Cellular communications require time for the nerve signal to propagate along the axon and time for the molecular neuro transmitters to go between one nerve cell and the next and more time to assemble all the cellular perceptions and integrate these into a perception of the whole environment.
Individuals within a society have a faster interval of awareness than the whole group.
A single fish in a school might detect a predator in 1/50th of a second. It transmits this knowledge to other fish around it by signals generated by its body movements. The other fish sense this news and respond.
Over a few seconds, the whole school modifies its behavior to the presence of the predator, even though many of the individual fish are not in a position to perceive the predator themselves.

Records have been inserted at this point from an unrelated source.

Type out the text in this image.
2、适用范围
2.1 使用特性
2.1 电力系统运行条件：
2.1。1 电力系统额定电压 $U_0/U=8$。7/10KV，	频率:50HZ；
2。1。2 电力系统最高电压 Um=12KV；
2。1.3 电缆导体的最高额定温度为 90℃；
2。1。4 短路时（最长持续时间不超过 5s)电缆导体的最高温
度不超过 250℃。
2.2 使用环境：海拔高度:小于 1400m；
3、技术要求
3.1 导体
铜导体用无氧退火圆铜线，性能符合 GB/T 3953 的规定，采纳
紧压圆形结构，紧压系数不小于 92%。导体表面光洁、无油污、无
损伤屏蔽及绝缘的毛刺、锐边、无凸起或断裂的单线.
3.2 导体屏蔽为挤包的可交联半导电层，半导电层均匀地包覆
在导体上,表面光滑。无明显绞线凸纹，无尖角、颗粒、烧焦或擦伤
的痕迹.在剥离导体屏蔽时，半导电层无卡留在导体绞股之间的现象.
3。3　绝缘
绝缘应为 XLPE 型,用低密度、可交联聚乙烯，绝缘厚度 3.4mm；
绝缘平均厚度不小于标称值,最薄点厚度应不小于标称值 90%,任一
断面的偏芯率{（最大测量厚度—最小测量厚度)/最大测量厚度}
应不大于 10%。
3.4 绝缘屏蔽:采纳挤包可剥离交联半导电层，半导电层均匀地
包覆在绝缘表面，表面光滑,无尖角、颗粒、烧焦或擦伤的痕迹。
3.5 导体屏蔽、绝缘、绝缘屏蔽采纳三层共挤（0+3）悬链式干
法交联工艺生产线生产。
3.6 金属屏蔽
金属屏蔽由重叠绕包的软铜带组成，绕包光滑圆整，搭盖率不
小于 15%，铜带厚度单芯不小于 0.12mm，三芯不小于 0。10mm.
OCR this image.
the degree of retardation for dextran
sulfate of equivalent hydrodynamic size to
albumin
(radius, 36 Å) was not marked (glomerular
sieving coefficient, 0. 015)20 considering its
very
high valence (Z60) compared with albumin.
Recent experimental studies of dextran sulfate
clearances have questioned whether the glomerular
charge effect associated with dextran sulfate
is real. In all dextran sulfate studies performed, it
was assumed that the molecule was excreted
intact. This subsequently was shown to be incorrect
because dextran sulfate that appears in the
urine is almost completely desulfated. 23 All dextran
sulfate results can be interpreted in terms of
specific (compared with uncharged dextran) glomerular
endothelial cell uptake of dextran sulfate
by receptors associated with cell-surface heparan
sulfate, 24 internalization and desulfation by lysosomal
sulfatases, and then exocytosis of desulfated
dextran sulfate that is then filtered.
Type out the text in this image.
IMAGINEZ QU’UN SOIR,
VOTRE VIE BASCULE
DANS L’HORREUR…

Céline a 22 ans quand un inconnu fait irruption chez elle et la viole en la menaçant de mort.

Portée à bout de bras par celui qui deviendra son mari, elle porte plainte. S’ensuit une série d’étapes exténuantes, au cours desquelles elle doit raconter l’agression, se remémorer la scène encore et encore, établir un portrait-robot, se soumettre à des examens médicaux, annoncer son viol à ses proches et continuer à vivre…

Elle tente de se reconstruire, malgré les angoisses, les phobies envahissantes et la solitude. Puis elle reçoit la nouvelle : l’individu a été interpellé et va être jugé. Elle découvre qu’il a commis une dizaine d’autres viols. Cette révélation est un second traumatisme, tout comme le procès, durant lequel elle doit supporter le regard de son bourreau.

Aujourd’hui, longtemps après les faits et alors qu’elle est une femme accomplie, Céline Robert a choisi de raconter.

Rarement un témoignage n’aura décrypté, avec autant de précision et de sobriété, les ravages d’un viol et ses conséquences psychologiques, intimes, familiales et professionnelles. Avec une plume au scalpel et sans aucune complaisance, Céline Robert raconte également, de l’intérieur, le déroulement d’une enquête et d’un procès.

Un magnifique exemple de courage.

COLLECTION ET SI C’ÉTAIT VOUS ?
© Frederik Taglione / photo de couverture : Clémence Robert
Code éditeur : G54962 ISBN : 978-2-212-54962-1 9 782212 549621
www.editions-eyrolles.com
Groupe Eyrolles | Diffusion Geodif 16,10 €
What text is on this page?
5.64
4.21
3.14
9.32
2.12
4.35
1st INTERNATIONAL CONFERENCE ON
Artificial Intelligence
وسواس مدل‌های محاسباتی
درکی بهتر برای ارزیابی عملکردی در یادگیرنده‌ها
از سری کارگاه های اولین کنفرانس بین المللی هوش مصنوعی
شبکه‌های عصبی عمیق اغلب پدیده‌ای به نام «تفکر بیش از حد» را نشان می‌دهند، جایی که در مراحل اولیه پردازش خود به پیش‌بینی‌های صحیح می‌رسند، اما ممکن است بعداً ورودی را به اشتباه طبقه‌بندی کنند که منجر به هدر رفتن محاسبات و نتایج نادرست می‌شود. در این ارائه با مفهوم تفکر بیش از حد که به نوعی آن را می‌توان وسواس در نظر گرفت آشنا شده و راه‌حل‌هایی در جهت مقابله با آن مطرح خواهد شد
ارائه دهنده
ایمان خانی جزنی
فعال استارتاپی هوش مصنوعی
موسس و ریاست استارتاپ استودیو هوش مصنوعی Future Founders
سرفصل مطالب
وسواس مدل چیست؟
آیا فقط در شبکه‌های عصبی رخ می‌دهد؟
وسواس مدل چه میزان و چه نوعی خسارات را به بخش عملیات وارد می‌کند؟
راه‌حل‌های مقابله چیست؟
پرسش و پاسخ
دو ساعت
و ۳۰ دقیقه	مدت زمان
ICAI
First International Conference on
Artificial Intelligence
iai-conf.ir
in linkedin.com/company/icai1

On a human time scale, a particular discovery may appear in a scientist's mind in a second. It may take years to test the idea and put this discovery into words others can understand.
The perception is then considered by other scientists and related to information coming in from other sources. The information is either ignored or passed along to the whole community of scientists, and perhaps to the public as well.
Not long ago, this process would require months to spread throughout a particular language system and years to spread through civilization. Even if everyone thought it was an important concept.
Today, the interval of awareness of civilization is greatly accelerated. The planet is entirely covered with an electronic web of communication. Information flows through it at the speed of light. A new and important discovery becomes known to civilization within days, or even minutes, if the news is of sufficient interest.